All of these media tactics reinforce what is one of the subtlest and most dangerous aspects of visual media, its power to keep the audience feeling transcendent, superior, and benevolent. I worry that the tape's being used in the classroom might make an "object of study" out of the people in the tape, dishing them up for bourgeois intellectual consumption and keeping them in a position of perpetual subordination to the tape's viewers. I want someone to take responsibility for the pain the students of color constantly face but I know that no viewer will do that. Yet I also cannot fully embrace modernist video practices which challenge all idenfication. As John Tagg has pointed out, such artistic practices are also reductive, abstractions that border on claims to universality, works that needs a critic or an interview with the artist to explain their formal construction.

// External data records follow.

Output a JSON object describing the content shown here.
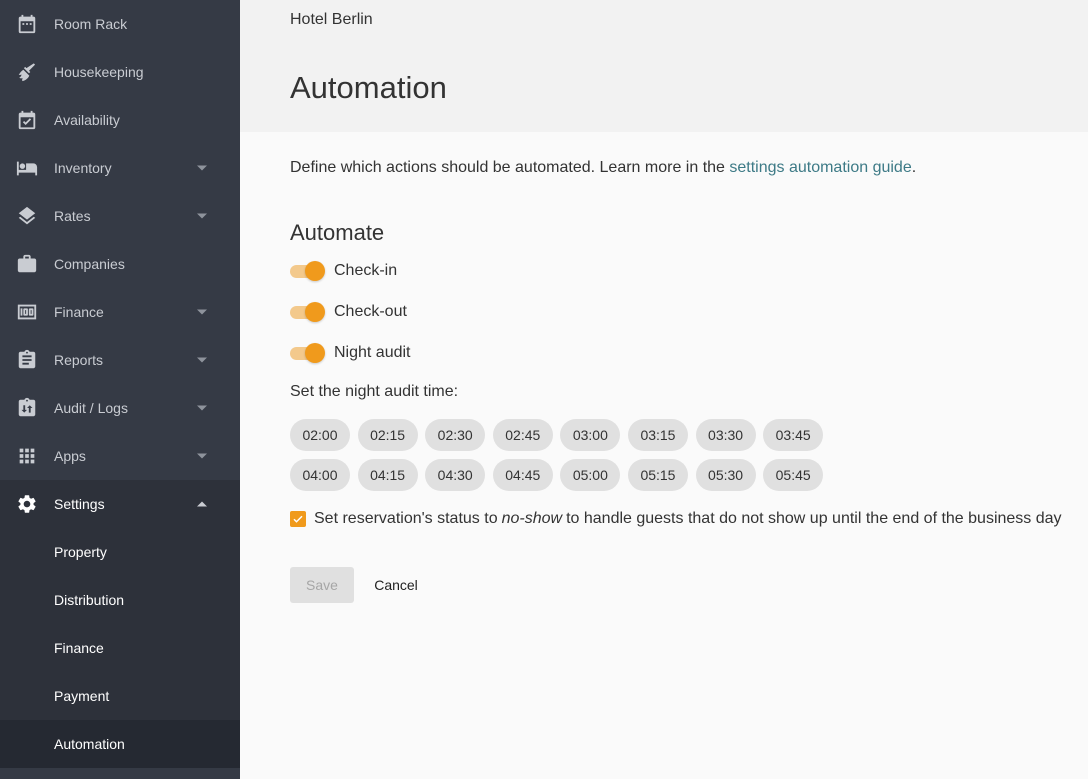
{
  "sidebar": {
    "items": [
      {
        "label": "Room Rack",
        "icon": "calendar-icon"
      },
      {
        "label": "Housekeeping",
        "icon": "broom-icon"
      },
      {
        "label": "Availability",
        "icon": "calendar-check-icon"
      },
      {
        "label": "Inventory",
        "icon": "bed-icon",
        "expandable": true
      },
      {
        "label": "Rates",
        "icon": "layers-icon",
        "expandable": true
      },
      {
        "label": "Companies",
        "icon": "briefcase-icon"
      },
      {
        "label": "Finance",
        "icon": "money-icon",
        "expandable": true
      },
      {
        "label": "Reports",
        "icon": "clipboard-icon",
        "expandable": true
      },
      {
        "label": "Audit / Logs",
        "icon": "audit-icon",
        "expandable": true
      },
      {
        "label": "Apps",
        "icon": "apps-grid-icon",
        "expandable": true
      },
      {
        "label": "Settings",
        "icon": "gear-icon",
        "expanded": true
      }
    ],
    "settings_sub": [
      {
        "label": "Property"
      },
      {
        "label": "Distribution"
      },
      {
        "label": "Finance"
      },
      {
        "label": "Payment"
      },
      {
        "label": "Automation",
        "active": true
      }
    ]
  },
  "header": {
    "hotel_name": "Hotel Berlin",
    "title": "Automation"
  },
  "intro": {
    "text": "Define which actions should be automated. Learn more in the ",
    "link_text": "settings automation guide",
    "suffix": "."
  },
  "automate": {
    "title": "Automate",
    "toggles": [
      {
        "label": "Check-in",
        "on": true
      },
      {
        "label": "Check-out",
        "on": true
      },
      {
        "label": "Night audit",
        "on": true
      }
    ]
  },
  "night_audit": {
    "label": "Set the night audit time:",
    "times_row1": [
      "02:00",
      "02:15",
      "02:30",
      "02:45",
      "03:00",
      "03:15",
      "03:30",
      "03:45"
    ],
    "times_row2": [
      "04:00",
      "04:15",
      "04:30",
      "04:45",
      "05:00",
      "05:15",
      "05:30",
      "05:45"
    ]
  },
  "no_show": {
    "checked": true,
    "prefix": "Set reservation's status to",
    "emphasis": "no-show",
    "suffix": "to handle guests that do not show up until the end of the business day"
  },
  "actions": {
    "save_label": "Save",
    "cancel_label": "Cancel"
  },
  "colors": {
    "sidebar_bg": "#353a45",
    "accent": "#f09a1c",
    "link": "#3d7a86"
  }
}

As IN PLAIN ENGLISH is used on campus and discussed in classes, it both opens up and delimits paths for actions. Inevitably some issues and contradictions, especially the most painful ones, will never get addressed. More important to me is the fact that the students who spoke in the tape addressed themselves to the larger, white world. What gets lost here is the conversation of a people or peoples who would have had a diffent style of talking and would have addressed different issues had they been talking among themselves.

Chicana philosopher Maria Lugones addressed this problem when she spoke at the University of Orgeon. She told us that she and her peers in the Women of Color Caucus in the Society for Women in Philosophy had decided that they had addressed their writing and speaking primarily to a (white male) academic audience and not to each other, but from now on they would speak and write for women of color, and others could justeavesdrop. I know that the students who made IN PLAIN ENGLISH had a great sense of service and that they felt the best way to improve the campus climate around racial issues was to once again or maybe once and for all educate the campus at large. As heard in their narratives, they generously use the word "ignorance" to explain overtly racist behavoir. As a result, the tape has as its mode of discourse "direct address to white people with viewers of color getting something more." Some time in the future, I would like to use my media skills to assist the making of a tape which has as its mode of discourse, "a conversation among ourselves which you can listen in on but might not understand."

As the tape uses certain processes of identification, hopefully the viewers expand their sympathies, their subjectivities. In the tape itself, the speaker's subjectivity and the story s/he has to tell are always interrelated but the overall relation between subjectivity and objectivity is always subtly shifting and read differently by different viewers. The value of these students' personal narratives is that they might affect a rewriting of the historical narrative, seen in larger terms. The project has been something small, a few individuals' stories put together in an inexpensively produced videotape, but it seems to have had a limited, beneficial effect in challenging what Michel Foucault would call the regime of truth in this university, the economic and political role it plays in defining what knowledge is. The students in IN PLAIN ENGLISH and in this book offer the possibility of constructing a new curriculum, a new discourse about education, and a new politics of truth. Their narratives let students and faculty see some new structures they had not seen before. In the ongoing relation between subjective and objective factors, between understanding and emotion and social organization in any movement leading to social change, it is because these students had been organized in the ethnic student unions and struggling around issues of campus racism that they saw the need for this videotape. And now the videotape has its own active life far beyond the reach of the students in it or of me.